6 Şubat depremleri üzerinden neredeyse üç yıl geçti. Ancak Hatay hâlâ bir yeniden inşa sürecinin tozu, dumanı ve gürültüsü içinde nefes alıyor. Bu enkaz kentte her gün direksiyon başına geçen moto kuryeler, sadece sipariş değil, bir direnişi de taşıyor.
Depremin hemen ardından gönüllü olarak çalışan kuryelerin oluşturduğu dayanışma ağı bugün hâlâ hafızalarda. Ancak o günkü birlik duygusunun yerini şimdi ekonomik sıkıntılar, güvencesizlik ve umutsuzluk almış durumda.

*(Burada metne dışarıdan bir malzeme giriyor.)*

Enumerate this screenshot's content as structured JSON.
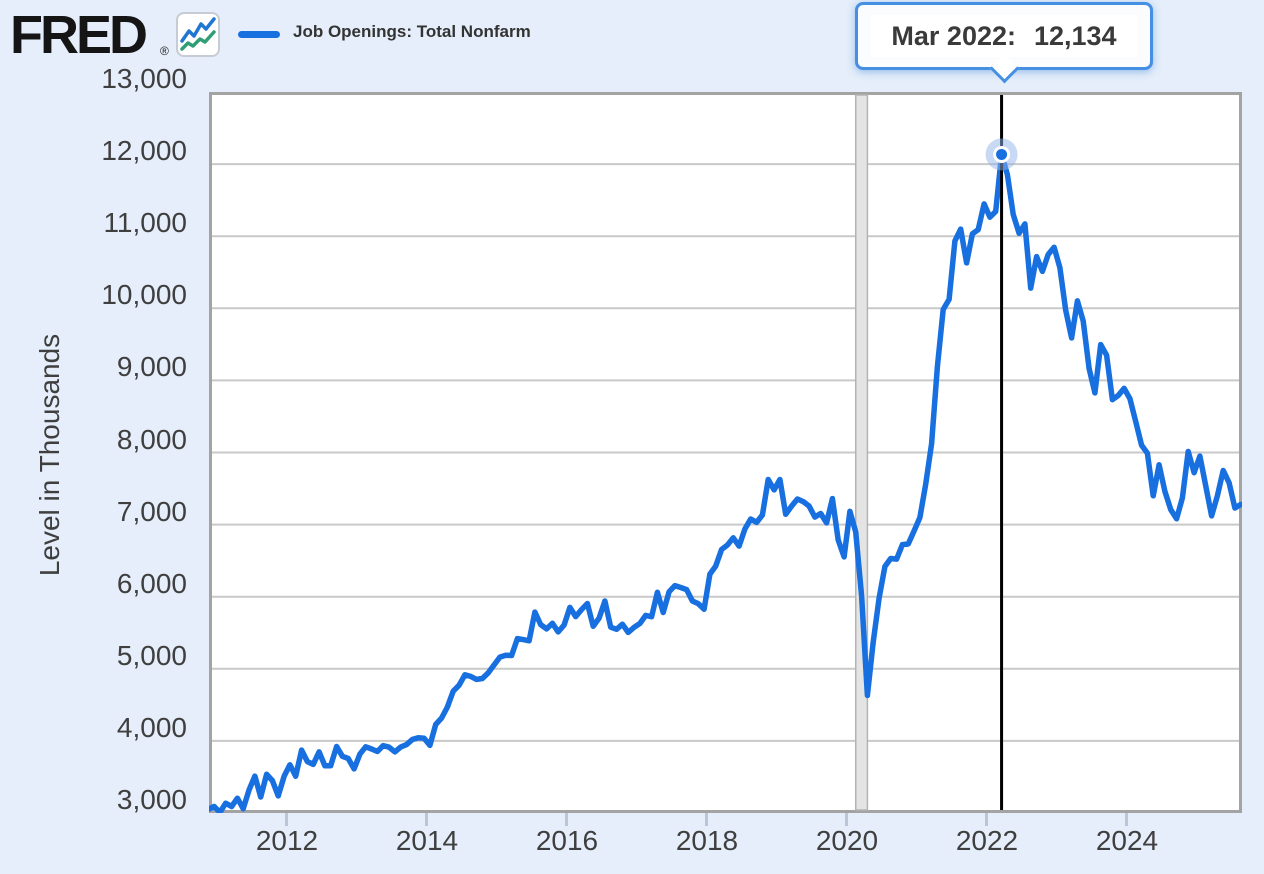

“Günde 13 saat çalışıyorum, yollar tuzak gibi”
Hataylı kurye Soner, günde 12-13 saat çalıştığını söylüyor. “Hatay koca bir şantiye” diyor ve ekliyor:
“Çıkmaz sokaklar değişmiş, altyapı kazıları bitmiyor. Her yer hafriyat kamyonu, trafik düzeni yok. Açık yollar bile tuzak gibi. Bir saat sonramızın garantisi yok ama çalışmak zorundayız.”
Depremde evini kaybeden Soner, şimdi geçim derdini tozlu sokaklarda sürdürüyor.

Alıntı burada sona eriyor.